While engaged in this breathing technique (aka pranayama), ticking away the seconds in my brain, I found it difficult to ruminate about disaster. I did a lot of this breathing the night my kids were out fishing, and when I finally got the call that they were spotted and on the way home I was already feeling much calmer.

Worry and motherhood seem like natural partners, and frankly, I don't have the answers on how to sever the relationship. And certainly, enough horrible things happen to kids everyday so who can blame us? On the other hand, worry neither caused these events nor prevented them. Worry, really, just makes us suffer.

For me, yoga helps. I'm sure for others, prayer, trust or belief in a higher power is helpful. Some moms may cope with worry by denying it or chugging a bottle of chardonnay. And perhaps a few just don't feel it.
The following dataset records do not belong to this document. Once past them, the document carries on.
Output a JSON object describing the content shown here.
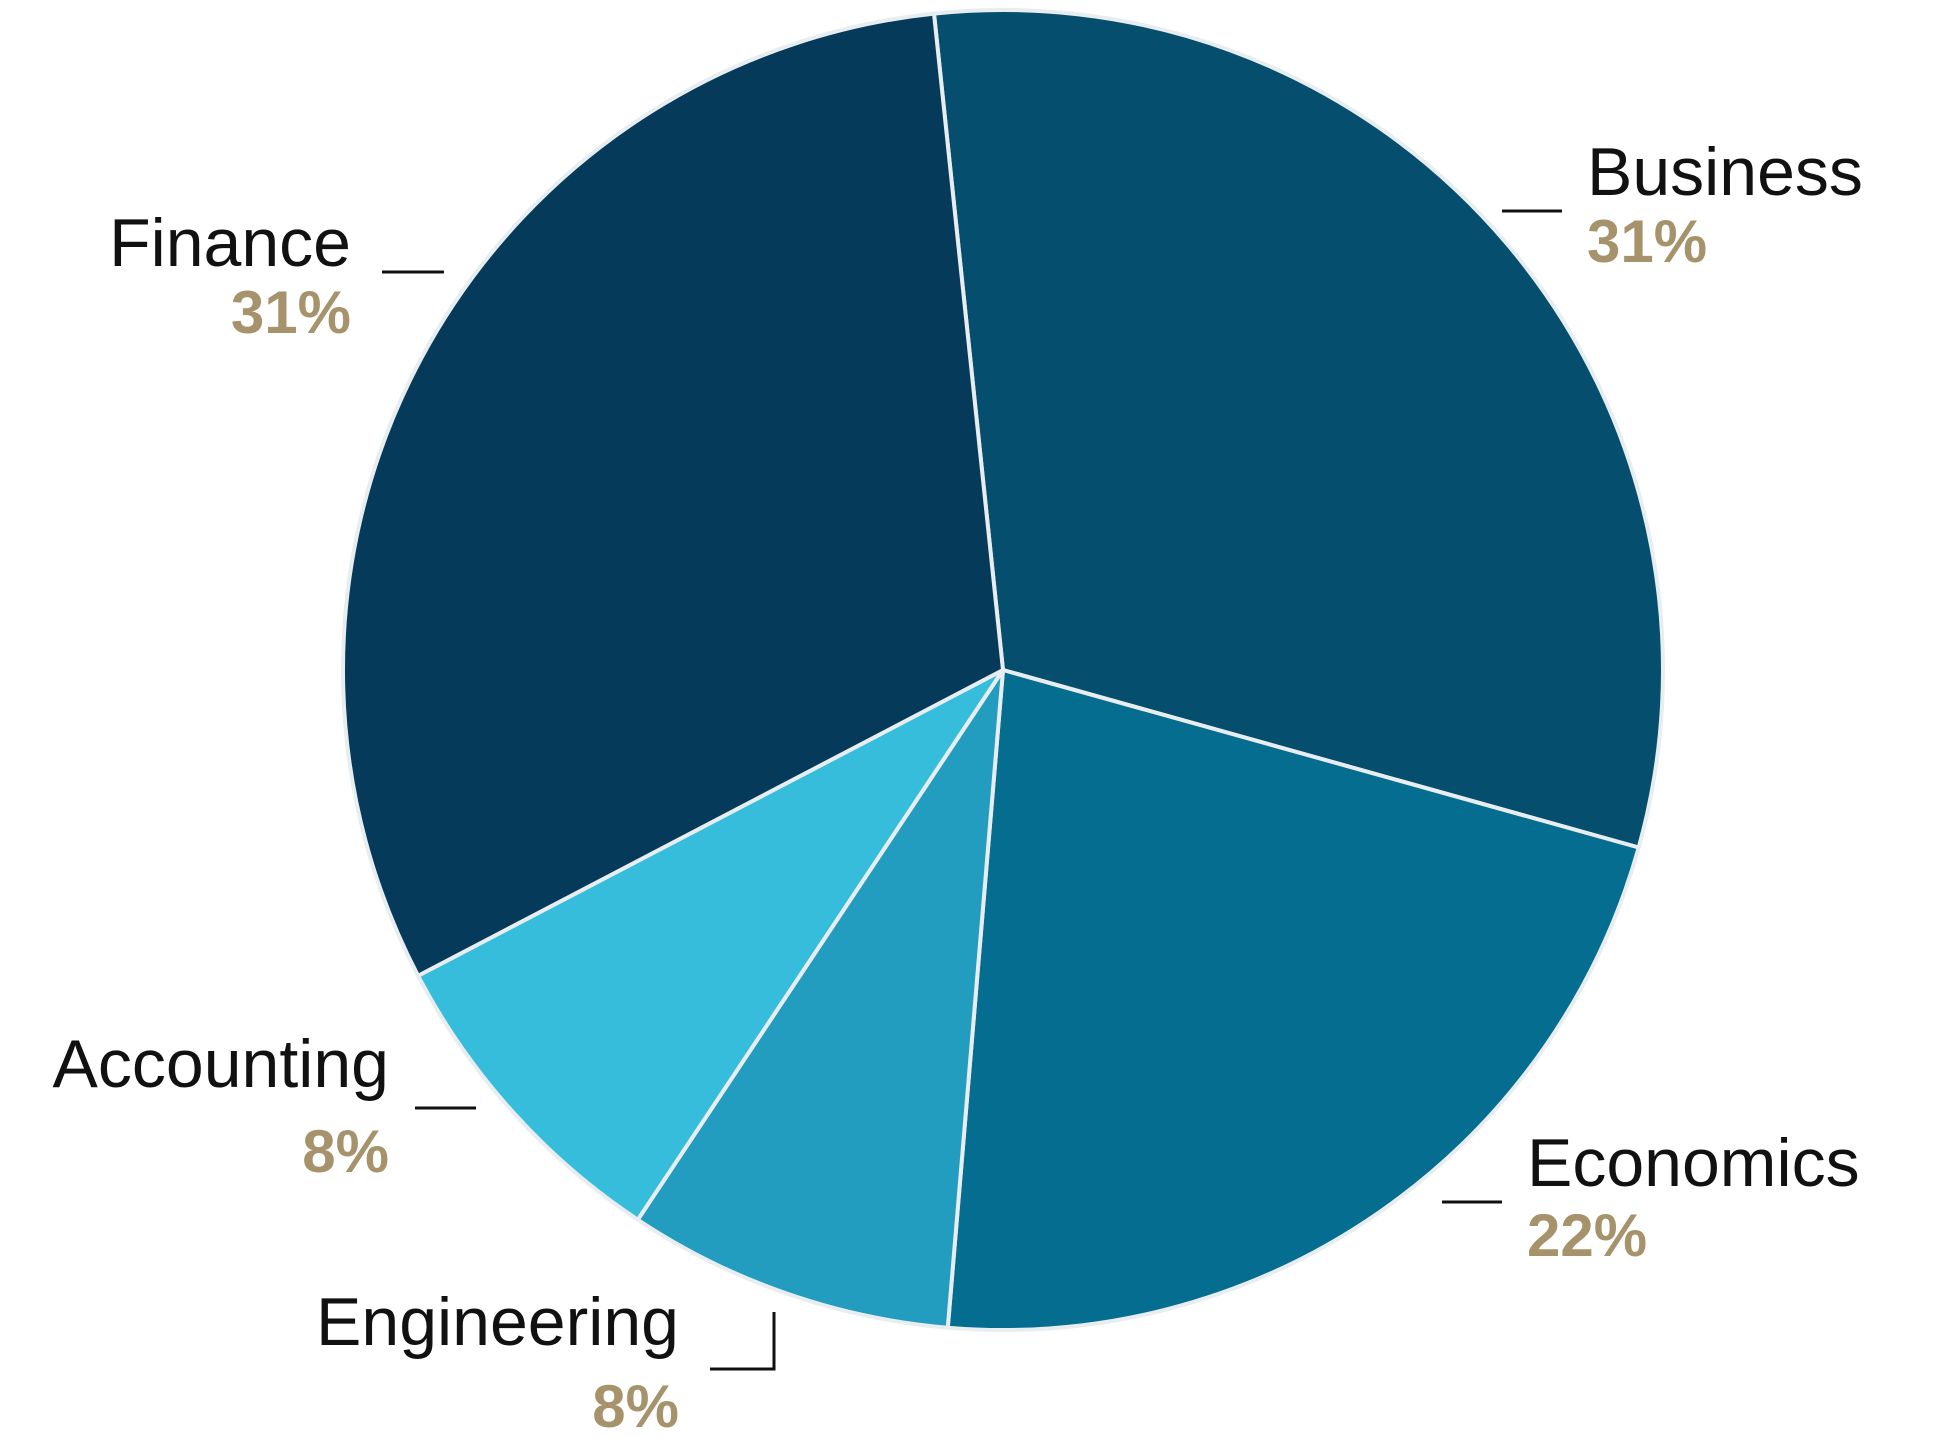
{
  "chart_data": {
    "type": "pie",
    "title": "",
    "slices": [
      {
        "label": "Business",
        "value": 31,
        "display": "31%",
        "color": "#054e6e"
      },
      {
        "label": "Economics",
        "value": 22,
        "display": "22%",
        "color": "#056d90"
      },
      {
        "label": "Engineering",
        "value": 8,
        "display": "8%",
        "color": "#239dbf"
      },
      {
        "label": "Accounting",
        "value": 8,
        "display": "8%",
        "color": "#37bddc"
      },
      {
        "label": "Finance",
        "value": 31,
        "display": "31%",
        "color": "#053a5a"
      }
    ],
    "start_angle_deg": -6,
    "direction": "clockwise",
    "percent_color": "#a6936b",
    "slice_border_color": "#e8edf0"
  }
}
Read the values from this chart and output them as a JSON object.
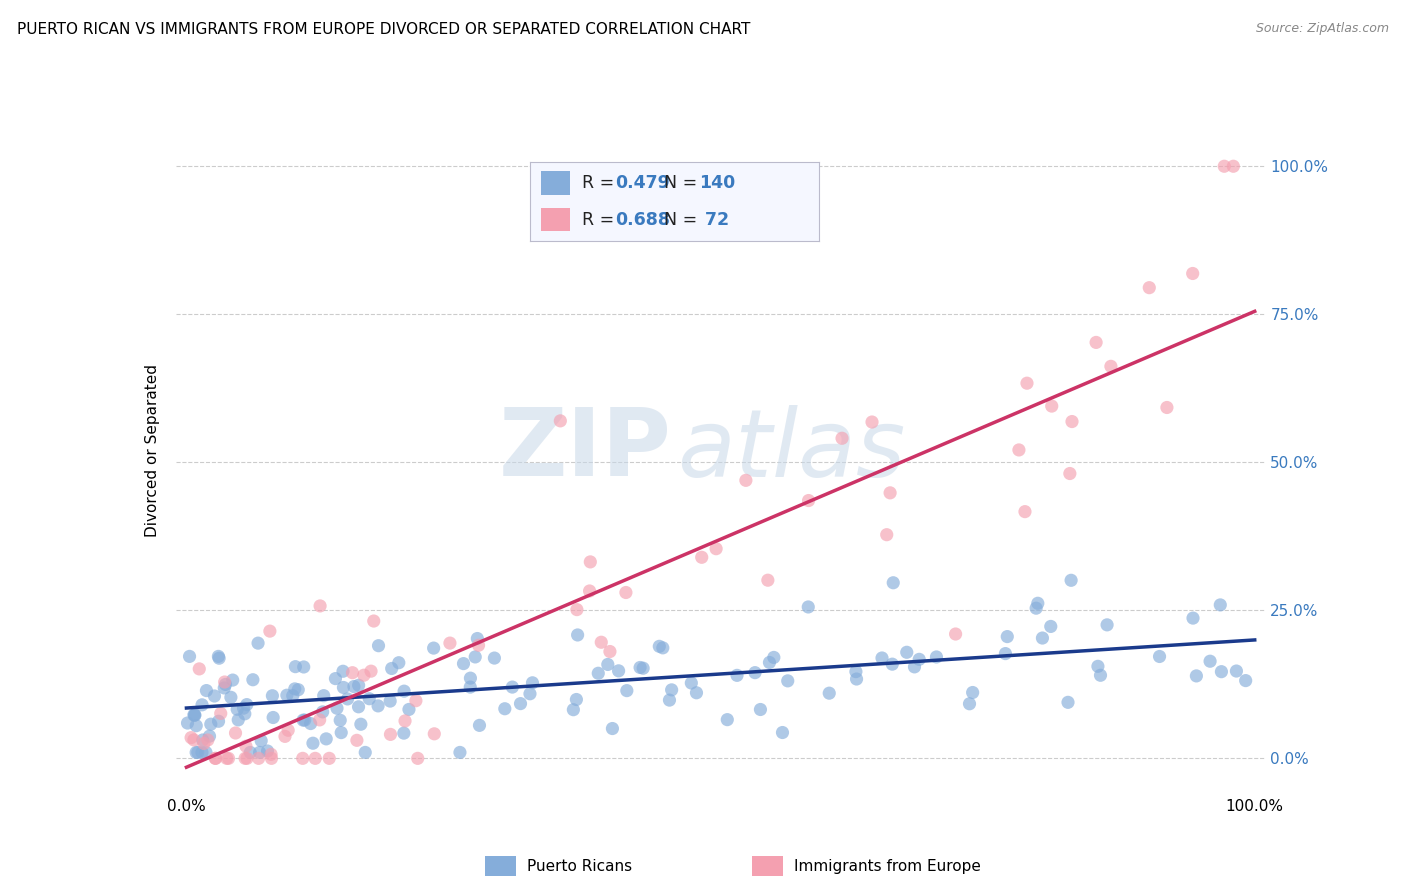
{
  "title": "PUERTO RICAN VS IMMIGRANTS FROM EUROPE DIVORCED OR SEPARATED CORRELATION CHART",
  "source": "Source: ZipAtlas.com",
  "ylabel": "Divorced or Separated",
  "y_tick_labels": [
    "0.0%",
    "25.0%",
    "50.0%",
    "75.0%",
    "100.0%"
  ],
  "y_tick_positions": [
    0.0,
    0.25,
    0.5,
    0.75,
    1.0
  ],
  "blue_color": "#85ADDA",
  "blue_line_color": "#1a3a8c",
  "pink_color": "#F4A0B0",
  "pink_line_color": "#CC3366",
  "R_blue": 0.479,
  "N_blue": 140,
  "R_pink": 0.688,
  "N_pink": 72,
  "watermark_zip": "ZIP",
  "watermark_atlas": "atlas",
  "blue_trend_x": [
    0.0,
    1.0
  ],
  "blue_trend_y": [
    0.085,
    0.2
  ],
  "pink_trend_x": [
    0.0,
    1.0
  ],
  "pink_trend_y": [
    -0.015,
    0.755
  ],
  "ylim_min": -0.06,
  "ylim_max": 1.1,
  "xlim_min": -0.01,
  "xlim_max": 1.01,
  "legend_label_blue": "Puerto Ricans",
  "legend_label_pink": "Immigrants from Europe",
  "title_fontsize": 11,
  "source_fontsize": 9,
  "tick_fontsize": 11
}
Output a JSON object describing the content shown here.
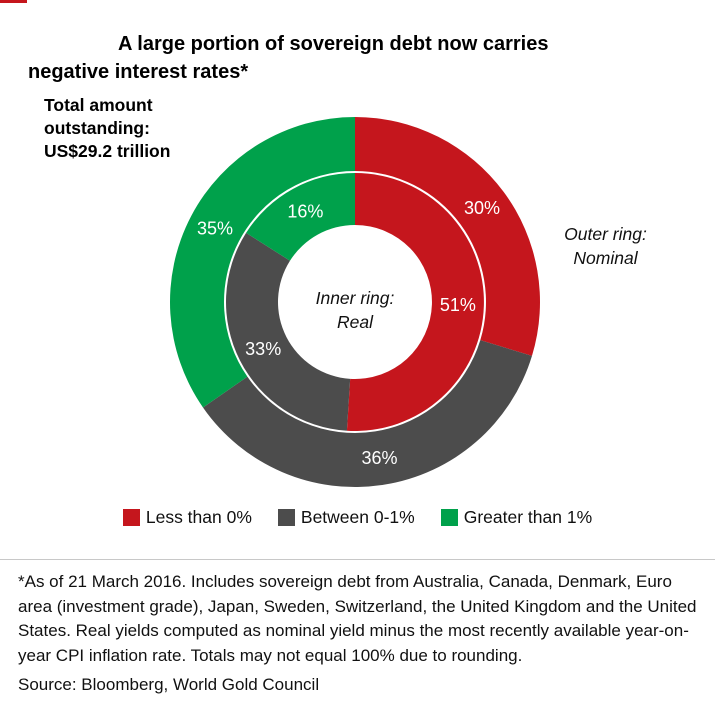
{
  "title": {
    "line1": "A large portion of sovereign debt now carries",
    "line2": "negative interest rates*"
  },
  "annotation_total": {
    "lines": [
      "Total amount",
      "outstanding:",
      "US$29.2 trillion"
    ]
  },
  "ring_labels": {
    "outer": [
      "Outer ring:",
      "Nominal"
    ],
    "inner": [
      "Inner ring:",
      "Real"
    ]
  },
  "legend": [
    {
      "label": "Less than 0%",
      "color": "#c5161d"
    },
    {
      "label": "Between 0-1%",
      "color": "#4c4c4c"
    },
    {
      "label": "Greater than 1%",
      "color": "#00a14b"
    }
  ],
  "chart_data": {
    "type": "pie",
    "variant": "nested-donut",
    "title": "A large portion of sovereign debt now carries negative interest rates*",
    "total_note": "Total amount outstanding: US$29.2 trillion",
    "categories": [
      "Less than 0%",
      "Between 0-1%",
      "Greater than 1%"
    ],
    "colors": [
      "#c5161d",
      "#4c4c4c",
      "#00a14b"
    ],
    "rings": [
      {
        "name": "Nominal",
        "position": "outer",
        "values_pct": [
          30,
          36,
          35
        ]
      },
      {
        "name": "Real",
        "position": "inner",
        "values_pct": [
          51,
          33,
          16
        ]
      }
    ],
    "start_angle_deg": 0,
    "direction": "clockwise",
    "legend_position": "bottom",
    "note": "Totals may not equal 100% due to rounding"
  },
  "footnote": "*As of 21 March 2016. Includes sovereign debt from Australia, Canada, Denmark, Euro area (investment grade), Japan, Sweden, Switzerland, the United Kingdom and the United States. Real yields computed as nominal yield minus the most recently available year-on-year CPI inflation rate. Totals may not equal 100% due to rounding.",
  "source": "Source: Bloomberg, World Gold Council"
}
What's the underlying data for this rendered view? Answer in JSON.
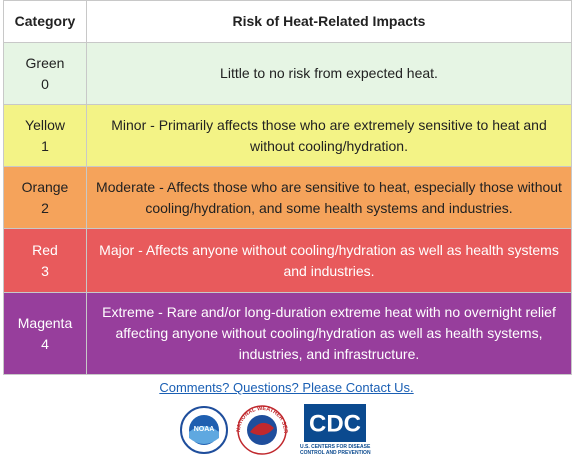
{
  "table": {
    "header": [
      "Category",
      "Risk of Heat-Related Impacts"
    ],
    "rows": [
      {
        "category": "Green",
        "level": "0",
        "description": "Little to no risk from expected heat."
      },
      {
        "category": "Yellow",
        "level": "1",
        "description": "Minor - Primarily affects those who are extremely sensitive to heat and without cooling/hydration."
      },
      {
        "category": "Orange",
        "level": "2",
        "description": "Moderate - Affects those who are sensitive to heat, especially those without cooling/hydration, and some health systems and industries."
      },
      {
        "category": "Red",
        "level": "3",
        "description": "Major - Affects anyone without cooling/hydration as well as health systems and industries."
      },
      {
        "category": "Magenta",
        "level": "4",
        "description": "Extreme - Rare and/or long-duration extreme heat with no overnight relief affecting anyone without cooling/hydration as well as health systems, industries, and infrastructure."
      }
    ]
  },
  "footer": {
    "link": "Comments? Questions? Please Contact Us.",
    "logos": {
      "noaa": "NOAA",
      "nws": "NATIONAL WEATHER SERVICE",
      "cdc": "CDC",
      "cdc_subtitle": "U.S. CENTERS FOR DISEASE CONTROL AND PREVENTION"
    }
  }
}
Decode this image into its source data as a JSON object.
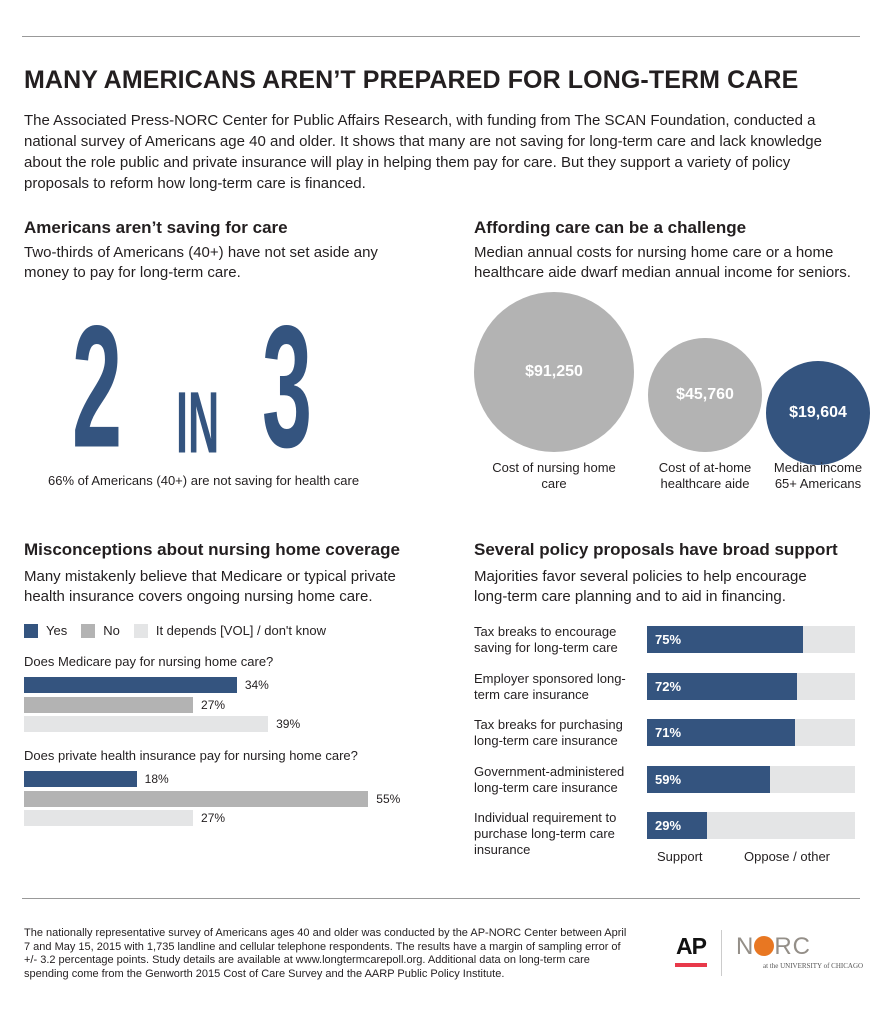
{
  "title": "MANY AMERICANS AREN’T PREPARED FOR LONG-TERM CARE",
  "intro": "The Associated Press-NORC Center for Public Affairs Research, with funding from The SCAN Foundation, conducted a national survey of Americans age 40 and older. It shows that many are not saving for long-term care and lack knowledge about the role public and private insurance will play in helping them pay for care. But they support a variety of policy proposals to reform how long-term care is financed.",
  "colors": {
    "blue": "#34547f",
    "gray": "#b3b3b3",
    "light": "#e4e5e6"
  },
  "saving": {
    "heading": "Americans aren’t saving for care",
    "subtitle": "Two-thirds of Americans (40+) have not set aside any money to pay for long-term care.",
    "big_num1": "2",
    "big_in": "IN",
    "big_num2": "3",
    "caption": "66% of Americans (40+) are not saving for health care"
  },
  "chart_data": [
    {
      "type": "bubble",
      "title": "Affording care can be a challenge",
      "subtitle": "Median annual costs for nursing home care or a home healthcare aide dwarf median annual income for seniors.",
      "items": [
        {
          "label": "Cost of nursing home care",
          "value": 91250,
          "display": "$91,250",
          "color": "#b3b3b3"
        },
        {
          "label": "Cost of at-home healthcare aide",
          "value": 45760,
          "display": "$45,760",
          "color": "#b3b3b3"
        },
        {
          "label": "Median income 65+ Americans",
          "value": 19604,
          "display": "$19,604",
          "color": "#34547f"
        }
      ]
    },
    {
      "type": "bar",
      "title": "Misconceptions about nursing home coverage",
      "subtitle": "Many mistakenly believe that Medicare or typical private health insurance covers ongoing nursing home care.",
      "legend": [
        "Yes",
        "No",
        "It depends [VOL] / don't know"
      ],
      "groups": [
        {
          "question": "Does Medicare pay for nursing home care?",
          "values": [
            34,
            27,
            39
          ]
        },
        {
          "question": "Does private health insurance pay for nursing home care?",
          "values": [
            18,
            55,
            27
          ]
        }
      ],
      "unit": "%"
    },
    {
      "type": "bar",
      "stacked": true,
      "title": "Several policy proposals have broad support",
      "subtitle": "Majorities favor several policies to help encourage long-term care planning and to aid in financing.",
      "legend": [
        "Support",
        "Oppose / other"
      ],
      "categories": [
        "Tax breaks to encourage saving for long-term care",
        "Employer sponsored long-term care insurance",
        "Tax breaks for purchasing long-term care insurance",
        "Government-administered long-term care insurance",
        "Individual requirement to purchase long-term care insurance"
      ],
      "values": [
        75,
        72,
        71,
        59,
        29
      ],
      "unit": "%"
    }
  ],
  "footnote": "The nationally representative survey of Americans ages 40 and older was conducted by the AP-NORC Center between April 7 and May 15, 2015 with 1,735 landline and cellular telephone respondents. The results have a margin of sampling error of +/- 3.2 percentage points. Study details are available at www.longtermcarepoll.org. Additional data on long-term care spending come from the Genworth 2015 Cost of Care Survey and the AARP Public Policy Institute.",
  "logos": {
    "ap": "AP",
    "norc": "NORC",
    "norc_sub": "at the UNIVERSITY of CHICAGO"
  }
}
After thirty years of worrying about my kids, however, I've come to the conclusion that it's utterly pointless. (When real problems have occurred, either I wasn't worrying, or I didn't even know that there was something to worry about; i.e., when my middle son suffered a concussion playing rugby at college, I wasn't even aware that he was at a game.)

Worry is a fear-based way of viewing life and it's something I don't want to pass onto my kids. On the other hand, I'm not going to needlessly worry about it if I do (you can be sure I've taught them all one-minute breath, however!).